Give vendors a clean way to respond with structured pricing and lead time. Generate supplier RFQ messages, create a per-RFQ response link, route responses into the comparison table.

Success: at least two trusted vendors can respond through the structured path without friction.
03Phase

Normalize vendor responses

Convert email, PDF, and structured replies into one comparison format. Manual entry for early use, assisted extraction with human review, source file link for audit.

Success: Lance can compare vendor options without rebuilding the table manually.
04Phase

Customer quote output

Export approved quote data into CARISAM's existing Excel and PDF format. Preserve the review step. Keep source data attached.

Success: a real customer quote can be generated from the workflow with less manual retyping.
05Phase

Order conversion

Turn accepted quotes into order records. Customer PO, vendor PO, deposit status, balance due, vendor payment status, shipping path, booking number, closeout status.

Success: active orders can be reviewed without opening multiple spreadsheets and email threads.
06Phase

Steve Dakh technical build assessment

Bring Steve into the next phase to guide architecture and prevent throwaway tooling.

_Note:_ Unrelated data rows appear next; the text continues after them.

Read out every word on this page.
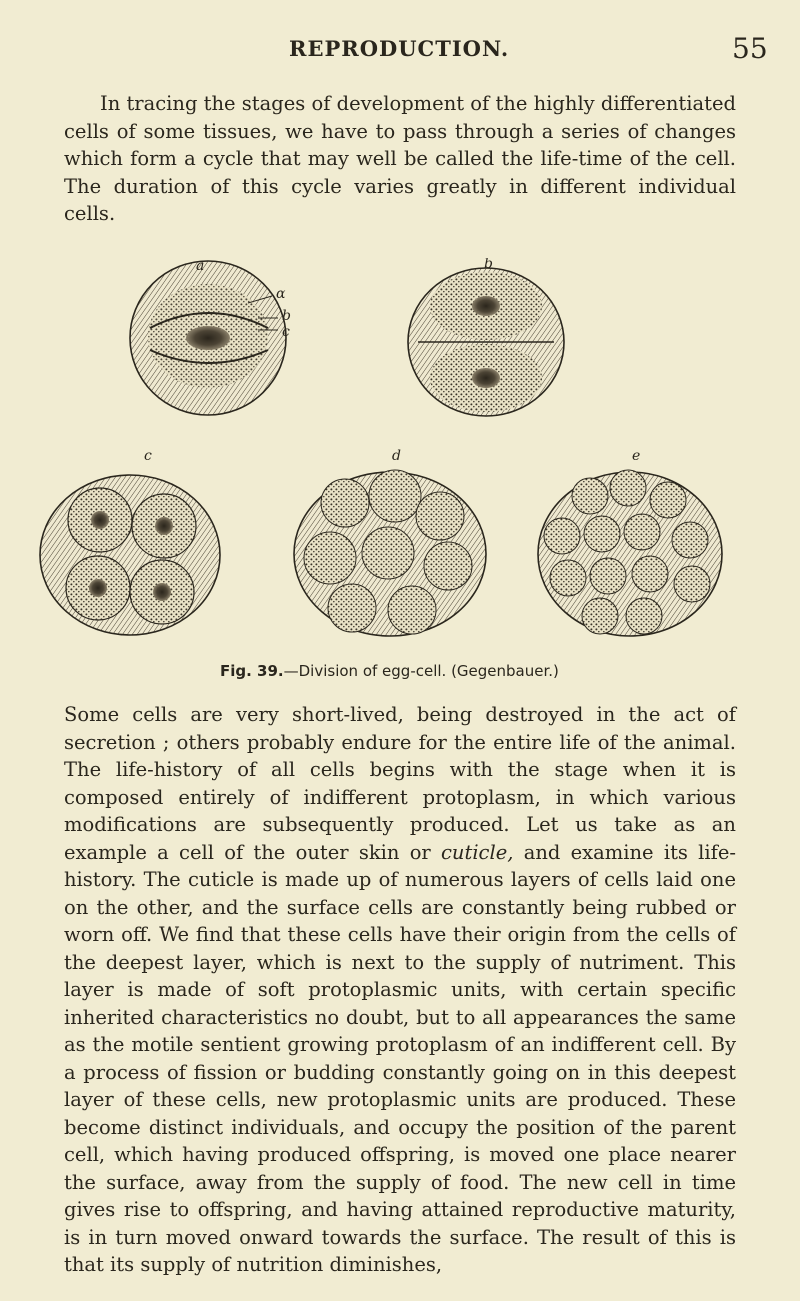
REPRODUCTION.	55

In tracing the stages of development of the highly differentiated cells of some tissues, we have to pass through a series of changes which form a cycle that may well be called the life-time of the cell. The duration of this cycle varies greatly in different individual cells.

a
α
b
c
b
c	d	e
Fig. 39.—Division of egg-cell. (Gegenbauer.)

Some cells are very short-lived, being destroyed in the act of secretion ; others probably endure for the entire life of the animal. The life-history of all cells begins with the stage when it is composed entirely of indifferent protoplasm, in which various modifications are subsequently produced. Let us take as an example a cell of the outer skin or cuticle, and examine its life-history. The cuticle is made up of numerous layers of cells laid one on the other, and the surface cells are constantly being rubbed or worn off. We find that these cells have their origin from the cells of the deepest layer, which is next to the supply of nutriment. This layer is made of soft protoplasmic units, with certain specific inherited characteristics no doubt, but to all appearances the same as the motile sentient growing protoplasm of an indifferent cell. By a process of fission or budding constantly going on in this deepest layer of these cells, new protoplasmic units are produced. These become distinct individuals, and occupy the position of the parent cell, which having produced offspring, is moved one place nearer the surface, away from the supply of food. The new cell in time gives rise to offspring, and having attained reproductive maturity, is in turn moved onward towards the surface. The result of this is that its supply of nutrition diminishes,
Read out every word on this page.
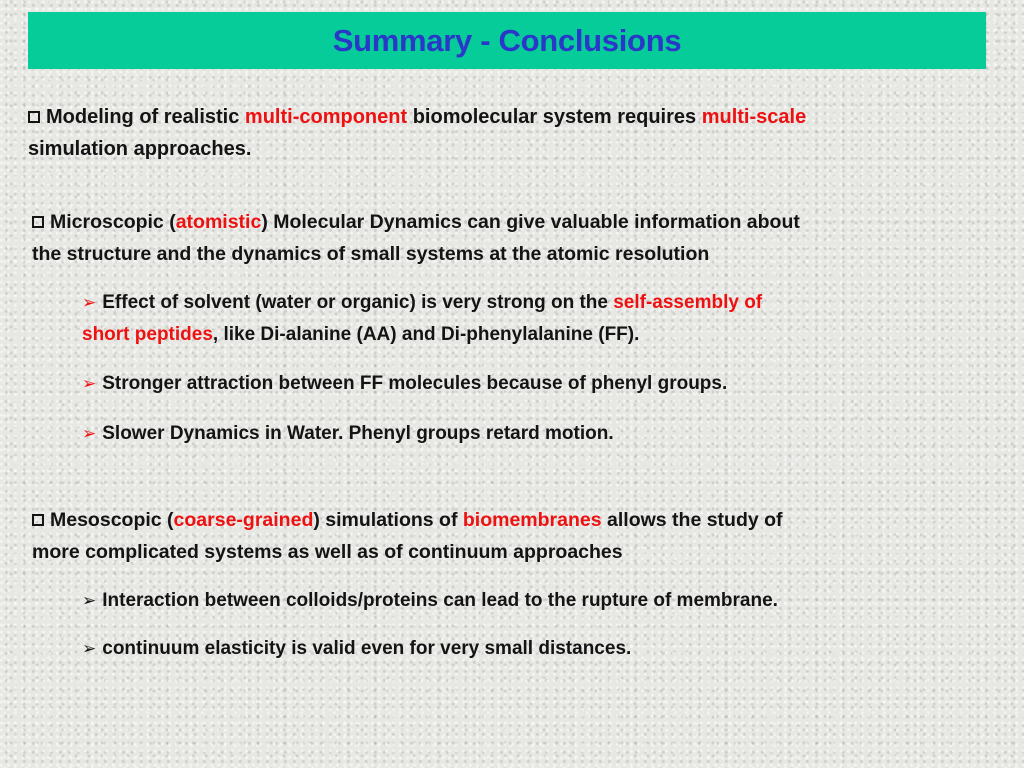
Summary - Conclusions
Modeling of realistic multi-component biomolecular system requires multi-scale
simulation approaches.
Microscopic (atomistic) Molecular Dynamics can give valuable information about
the structure and the dynamics of small systems at the atomic resolution
➢ Effect of solvent (water or organic) is very strong on the self-assembly of
short peptides, like Di-alanine (AA) and Di-phenylalanine (FF).
➢ Stronger attraction between FF molecules because of phenyl groups.
➢ Slower Dynamics in Water. Phenyl groups retard motion.
Mesoscopic (coarse-grained) simulations of biomembranes allows the study of
more complicated systems as well as of continuum approaches
➢ Interaction between colloids/proteins can lead to the rupture of membrane.
➢ continuum elasticity is valid even for very small distances.
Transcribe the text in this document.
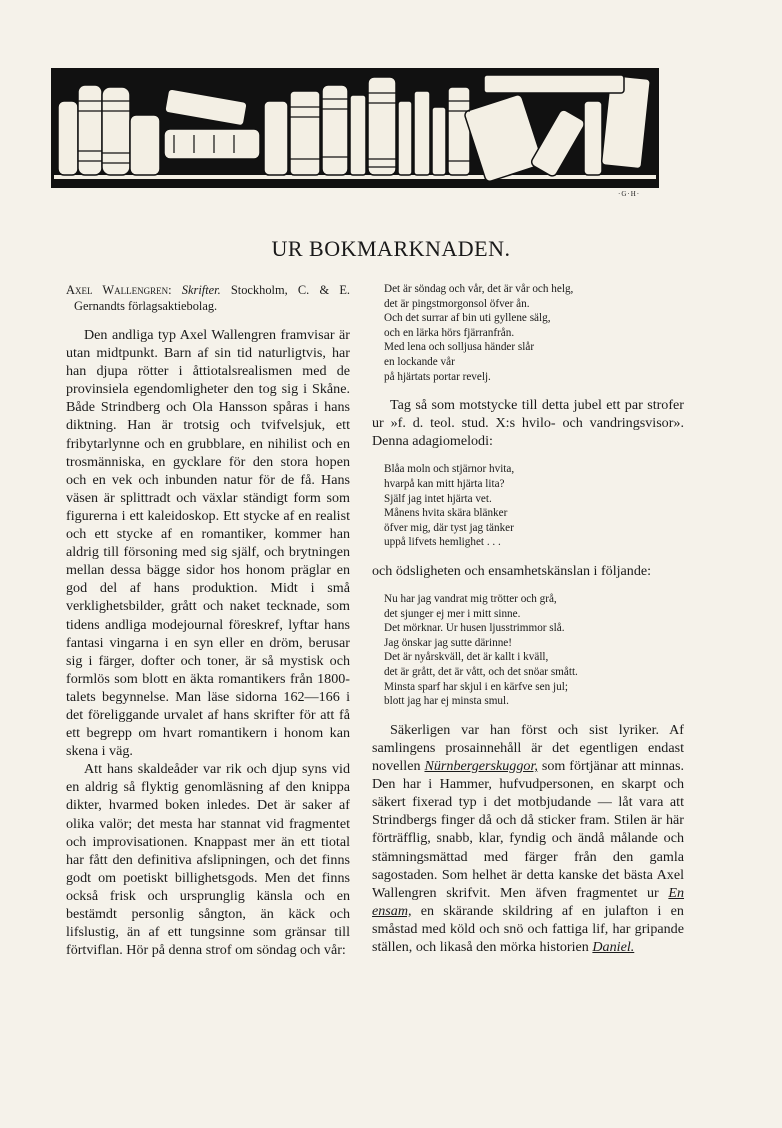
·G·H·
UR BOKMARKNADEN.
Axel Wallengren: Skrifter. Stockholm, C. & E. Gernandts förlagsaktiebolag.

Den andliga typ Axel Wallengren framvisar är utan midtpunkt. Barn af sin tid naturligtvis, har han djupa rötter i åttiotalsrealismen med de provinsiela egendomligheter den tog sig i Skåne. Både Strindberg och Ola Hansson spåras i hans diktning. Han är trotsig och tvifvelsjuk, ett fribytarlynne och en grubblare, en nihilist och en trosmänniska, en gycklare för den stora hopen och en vek och inbunden natur för de få. Hans väsen är splittradt och växlar ständigt form som figurerna i ett kaleidoskop. Ett stycke af en realist och ett stycke af en romantiker, kommer han aldrig till försoning med sig själf, och brytningen mellan dessa bägge sidor hos honom präglar en god del af hans produktion. Midt i små verklighetsbilder, grått och naket tecknade, som tidens andliga modejournal föreskref, lyftar hans fantasi vingarna i en syn eller en dröm, berusar sig i färger, dofter och toner, är så mystisk och formlös som blott en äkta romantikers från 1800-talets begynnelse. Man läse sidorna 162—166 i det föreliggande urvalet af hans skrifter för att få ett begrepp om hvart romantikern i honom kan skena i väg.

Att hans skaldeåder var rik och djup syns vid en aldrig så flyktig genomläsning af den knippa dikter, hvarmed boken inledes. Det är saker af olika valör; det mesta har stannat vid fragmentet och improvisationen. Knappast mer än ett tiotal har fått den definitiva afslipningen, och det finns godt om poetiskt billighetsgods. Men det finns också frisk och ursprunglig känsla och en bestämdt personlig sångton, än käck och lifslustig, än af ett tungsinne som gränsar till förtviflan. Hör på denna strof om söndag och vår:

Det är söndag och vår, det är vår och helg,
det är pingstmorgonsol öfver ån.
Och det surrar af bin uti gyllene sälg,
och en lärka hörs fjärranfrån.
Med lena och solljusa händer slår
en lockande vår
på hjärtats portar revelj.

Tag så som motstycke till detta jubel ett par strofer ur »f. d. teol. stud. X:s hvilo- och vandringsvisor». Denna adagiomelodi:

Blåa moln och stjärnor hvita,
hvarpå kan mitt hjärta lita?
Själf jag intet hjärta vet.
Månens hvita skära blänker
öfver mig, där tyst jag tänker
uppå lifvets hemlighet . . .

och ödsligheten och ensamhetskänslan i följande:

Nu har jag vandrat mig trötter och grå,
det sjunger ej mer i mitt sinne.
Det mörknar. Ur husen ljusstrimmor slå.
Jag önskar jag sutte därinne!
Det är nyårskväll, det är kallt i kväll,
det är grått, det är vått, och det snöar smått.
Minsta sparf har skjul i en kärfve sen jul;
blott jag har ej minsta smul.

Säkerligen var han först och sist lyriker. Af samlingens prosainnehåll är det egentligen endast novellen Nürnbergerskuggor, som förtjänar att minnas. Den har i Hammer, hufvudpersonen, en skarpt och säkert fixerad typ i det motbjudande — låt vara att Strindbergs finger då och då sticker fram. Stilen är här förträfflig, snabb, klar, fyndig och ändå målande och stämningsmättad med färger från den gamla sagostaden. Som helhet är detta kanske det bästa Axel Wallengren skrifvit. Men äfven fragmentet ur En ensam, en skärande skildring af en julafton i en småstad med köld och snö och fattiga lif, har gripande ställen, och likaså den mörka historien Daniel.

The technical brief covers data store (Airtable / Sheets / Supabase / SQLite / custom), vendor response link security, authentication model, file handling, extraction sequencing, and the export path.

Recommendation: start with a lightweight custom workflow around the Fast Quote Lane model. Avoid a full CRM migration until real usage proves the data model.
04 / Payment context

The second-payment condition is met.

"Flat fee: $7,500. Payment structure: 50% to begin, 50% at day 15 or upon delivery of the first working dashboard, whichever comes first." — Proposal, May 6, 2026

The first working dashboard concept has been produced as the Fast Quote Lane prototype. The sprint has also produced the workflow diagnosis, quote-to-invoice operating frame, workbook structure, Jim handoff frame, AI workflow direction, and next-phase roadmap.

The remaining work is no longer discovery. It is implementation depth. That is the next phase.

Sprint fee
$7,500
Per signed proposal
First half
$3,750
Received · sprint kickoff
Second half
$3,750
Ready to invoice
Trigger
Met
First working dashboard live
Recommended next step

A short working session with you, Jim, Steve, and me to decide the MVP build path.

The main questions: where the data should live, how vendor response links should work, and how approved quote data exports back into the CARISAM quote format. This is the work that turns the prototype into the durable system.